Welches Analyseverfahren verwendet wird, richtet sich nach der zu beantwortenden Frage. Mithilfe einer Häufigkeitsanalyse kann beispielsweise ein erster Eindruck über die meist diskutierten Themen im Netz gewonnen werden. Fällt dabei auf, dass die Worte „Glucosesensor“ und „Katheterschlauch“ wiederholt auftreten, kann in einem nächsten Schritt anhand der Verteilung der Begriffe analysiert werden, was es damit auf sich hat. Denn mit der Verteilungsanalyse wird der Kontext ermittelt, innerhalb dessen bestimmte Worte miteinander auftreten. Typische Kombinationen sind dann vielleicht Wortpaare wie „Glucosesensor defekt“ und „Katheterschlauch Luftblase“. Aus der Übereinstimmung der Verteilungen, also dem gleichzeitigen Auftreten beider Begriffe innerhalb eines Textes, lässt sich schlussfolgern, das der Glucosesensor defekt ist und es im Katheterschlauch zur Luftblasenbildung kommt.
Erstens Wissen sammeln,
zweitens Wissen anwenden
Diese und weitere auf Basis von UGC aus Social Media generierten Ergebnisse liefern Unternehmen erste Anhaltspunkte dafür, wie der Anwender die Qualität eines im Markt erhältlichen Produktes oder einer Leistung wahrnimmt. Doch es ist nicht genug, das zu wissen, man muss das Wissen auch anwenden.
Im Rahmen der Qualitätssicherung können im Falle von auftretenden Problemen Sofortmaßnahmen eingeleitet werden. Diese sollen den Anwendern helfen und das Risiko senken, den guten Ruf zu verlieren. Anhand des UGC aus Social Media identifizierte Defekte und Ausfälle können auch verwendet werden, um Regelkarten zu erstellen, die bei der Durchführung einer FMEA oder im Rahmen eines Design of Experiment (DoE) genutzt werden.
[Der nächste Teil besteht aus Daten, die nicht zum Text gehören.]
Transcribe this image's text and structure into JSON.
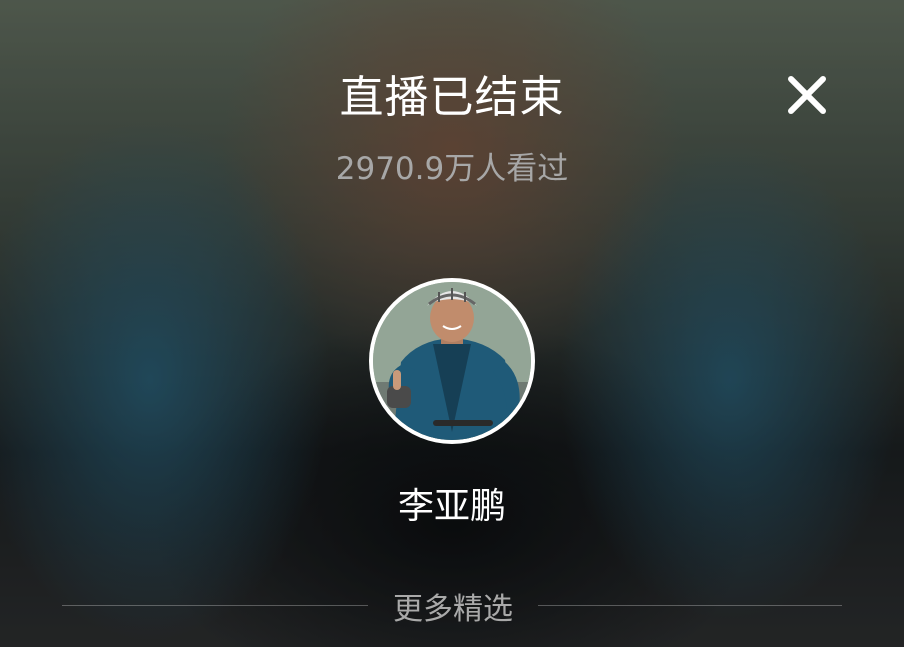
{
  "header": {
    "title": "直播已结束",
    "viewers": "2970.9万人看过",
    "close_icon": "close-icon"
  },
  "host": {
    "avatar_icon": "cyclist-avatar",
    "name": "李亚鹏"
  },
  "more": {
    "label": "更多精选"
  },
  "colors": {
    "title": "#ffffff",
    "subtext": "#a7a7a7",
    "divider": "#5a5a5a"
  }
}
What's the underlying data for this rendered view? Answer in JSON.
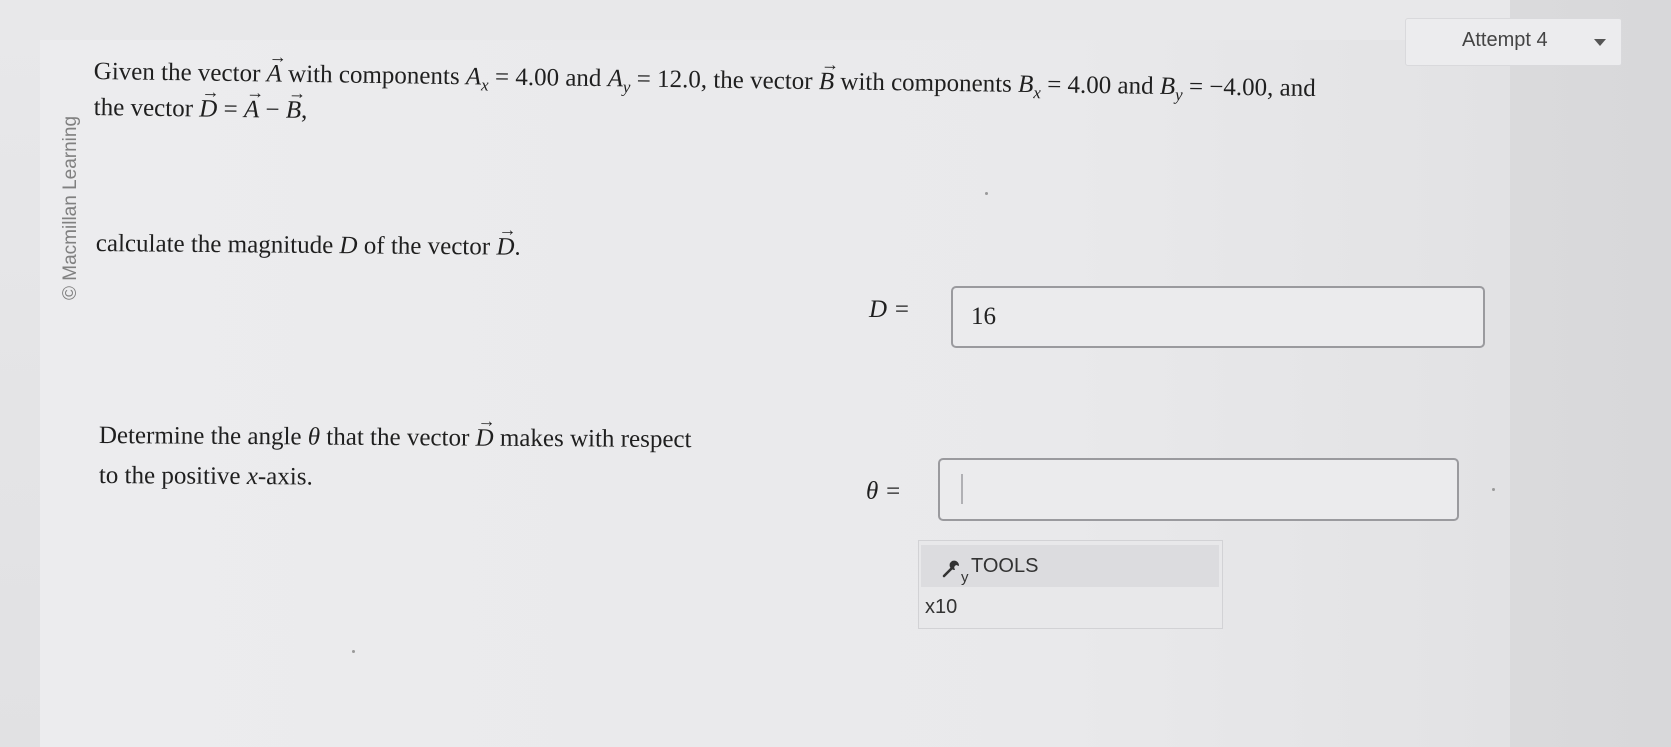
{
  "header": {
    "attempt_label": "Attempt 4",
    "attempt_caret_icon": "caret-down-icon"
  },
  "sidebar": {
    "copyright": "© Macmillan Learning"
  },
  "problem": {
    "line1_a": "Given the vector ",
    "vecA": "A",
    "line1_b": " with components ",
    "Ax": "A",
    "Ax_sub": "x",
    "line1_c": " = 4.00 and ",
    "Ay": "A",
    "Ay_sub": "y",
    "line1_d": " = 12.0, the vector ",
    "vecB": "B",
    "line1_e": " with components ",
    "Bx": "B",
    "Bx_sub": "x",
    "line1_f": " = 4.00 and ",
    "By": "B",
    "By_sub": "y",
    "line1_g": " = −4.00, and",
    "line2_a": "the vector ",
    "vecD": "D",
    "line2_b": " = ",
    "vecA2": "A",
    "line2_c": " − ",
    "vecB2": "B",
    "line2_d": ",",
    "line3_a": "calculate the magnitude ",
    "D": "D",
    "line3_b": " of the vector ",
    "vecD2": "D",
    "line3_c": ".",
    "line4_a": "Determine the angle ",
    "theta": "θ",
    "line4_b": " that the vector ",
    "vecD3": "D",
    "line4_c": " makes with respect",
    "line5_a": "to the positive ",
    "x": "x",
    "line5_b": "-axis."
  },
  "answers": {
    "d_label": "D =",
    "d_value": "16",
    "theta_label": "θ =",
    "theta_value": ""
  },
  "tools": {
    "icon": "wrench-icon",
    "sub_y": "y",
    "label": "TOOLS",
    "x10_label": "x10"
  }
}
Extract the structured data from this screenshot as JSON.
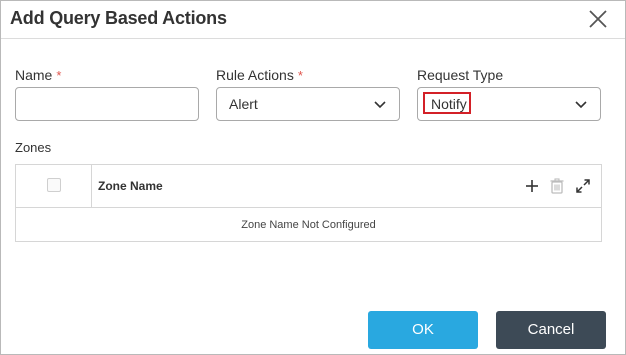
{
  "dialog": {
    "title": "Add Query Based Actions"
  },
  "fields": {
    "name": {
      "label": "Name",
      "required_mark": "*",
      "value": "",
      "placeholder": ""
    },
    "rule_actions": {
      "label": "Rule Actions",
      "required_mark": "*",
      "selected": "Alert"
    },
    "request_type": {
      "label": "Request Type",
      "selected": "Notify",
      "highlight_color": "#d32027"
    }
  },
  "zones": {
    "label": "Zones",
    "column_header": "Zone Name",
    "empty_message": "Zone Name Not Configured",
    "icons": [
      "plus-icon",
      "trash-icon",
      "expand-icon"
    ]
  },
  "buttons": {
    "ok": "OK",
    "cancel": "Cancel"
  },
  "colors": {
    "ok_button": "#29a8e0",
    "cancel_button": "#3d4a56",
    "required_asterisk": "#e0554d"
  }
}
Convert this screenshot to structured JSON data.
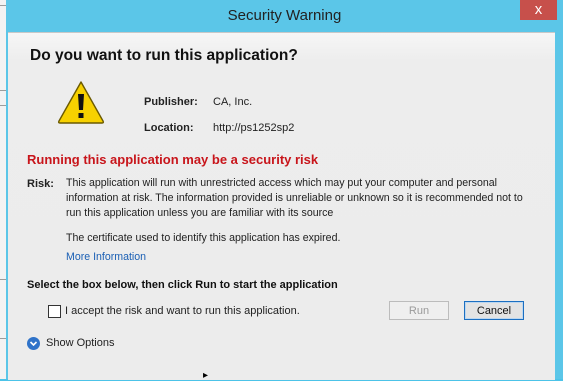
{
  "window": {
    "title": "Security Warning",
    "close_glyph": "x"
  },
  "dialog": {
    "heading": "Do you want to run this application?",
    "warning_icon": "warning-triangle-icon",
    "publisher": {
      "label": "Publisher:",
      "value": "CA, Inc."
    },
    "location": {
      "label": "Location:",
      "value": "http://ps1252sp2"
    },
    "risk_title": "Running this application may be a security risk",
    "risk_label": "Risk:",
    "risk_text": "This application will run with unrestricted access which may put your computer and personal information at risk. The information provided is unreliable or unknown so it is recommended not to run this application unless you are familiar with its source",
    "certificate_text": "The certificate used to identify this application has expired.",
    "more_information": "More Information",
    "select_instruction": "Select the box below, then click Run to start the application",
    "accept_checkbox_label": "I accept the risk and want to run this application.",
    "run_button": "Run",
    "cancel_button": "Cancel",
    "show_options": "Show Options"
  },
  "colors": {
    "title_bar": "#5bc6e8",
    "risk_red": "#c8151b",
    "link_blue": "#1a5fb4",
    "close_red": "#c7504b"
  }
}
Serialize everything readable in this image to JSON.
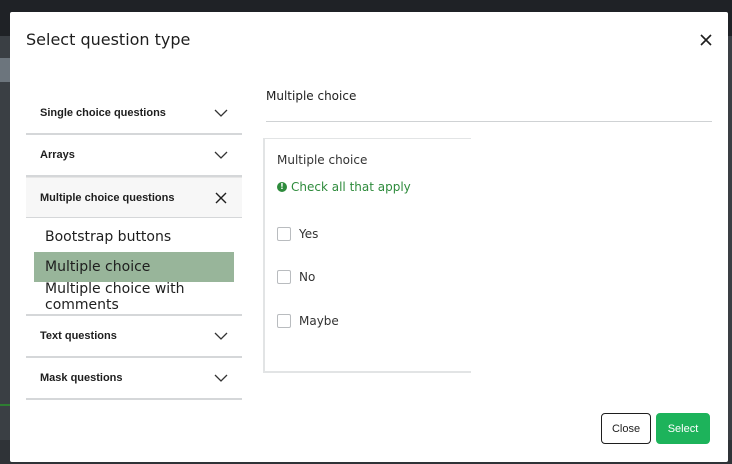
{
  "modal": {
    "title": "Select question type",
    "close_label": "Close",
    "select_label": "Select"
  },
  "accordion": [
    {
      "label": "Single choice questions",
      "open": false
    },
    {
      "label": "Arrays",
      "open": false
    },
    {
      "label": "Multiple choice questions",
      "open": true,
      "options": [
        "Bootstrap buttons",
        "Multiple choice",
        "Multiple choice with comments"
      ],
      "selected": "Multiple choice"
    },
    {
      "label": "Text questions",
      "open": false
    },
    {
      "label": "Mask questions",
      "open": false
    }
  ],
  "preview": {
    "heading": "Multiple choice",
    "question_title": "Multiple choice",
    "help_text": "Check all that apply",
    "answer_options": [
      "Yes",
      "No",
      "Maybe"
    ]
  },
  "colors": {
    "selected_option_bg": "#98b59a",
    "help_green": "#2e8b3c",
    "select_button": "#1db35b"
  },
  "icons": {
    "collapsed": "chevron-down-icon",
    "expanded": "close-icon",
    "help": "exclamation-circle-icon"
  }
}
Informationen, die Rückschlüsse auf die Person des Verfassers zulassen, können im Rahmen des kundenorientierten Produktmanagements verwendet werden – mit dem Ziel, im Rahmen eines Quality-Function-Deployment (QFD) Produkten zu entwickeln, die den Kundenanforderungen möglichst genau entsprechen. Auch lassen sich anhand der Daten so genannte Personas erstellen, Prototypen für eine Gruppe von Nutzern, die bestimmte Eigenschaften gemeinsam haben und das Internet in ähnlicher Weise nutzen. Auch Rückschlüsse auf die Informationen und Quellen, die die Anwender nutzen, bevor sie sich für ein Produkt entscheiden, können gesammelt werden, so dass sich daraus ein der Customer Journey bis zum möglichen Kauf des Produktes ergibt. Auch in Hinblick auf Fragen der Produktsicherheit ist UGC aus Social Media nützlich: Daraus lassen sich Informationen ableiten, wie der vernünftigerweise vorhersehbare Produktgebrauch in der Realität aussieht, was wiederum als Input für konstruktive Gegenmaßnahmen zu nutzen ist.
Aktuelle Hinweise für das Qualitätsmanagement
Was aber bringt Unternehmen dazu, die UCG aus Social Media als zusätzliche Informationsquelle für das Produktmanagement und die Qualitätssicherung zu nutzen? Das sind vor allem die Aktualität, Authentizität und Bandbreite der Informationen und die Einsatzszenarien, die sich daraus ergeben. Neben der zeitlichen Komponente spielt aus Unternehmenssicht vor allem der unmittelbare Zugang zum Kunden eine große Rolle. Anders als kostspielige Fragebögen, langwierige Interviews oder aufwendige Produktkliniken spiegelt UGC aus Social Media genau die Inhalte wider, die aus der Sicht des Kunden wichtig sind. Was wann warum Thema wird, entscheidet der Kunde im Netz selbst. Der Glucosesensor ist defekt. Jetzt.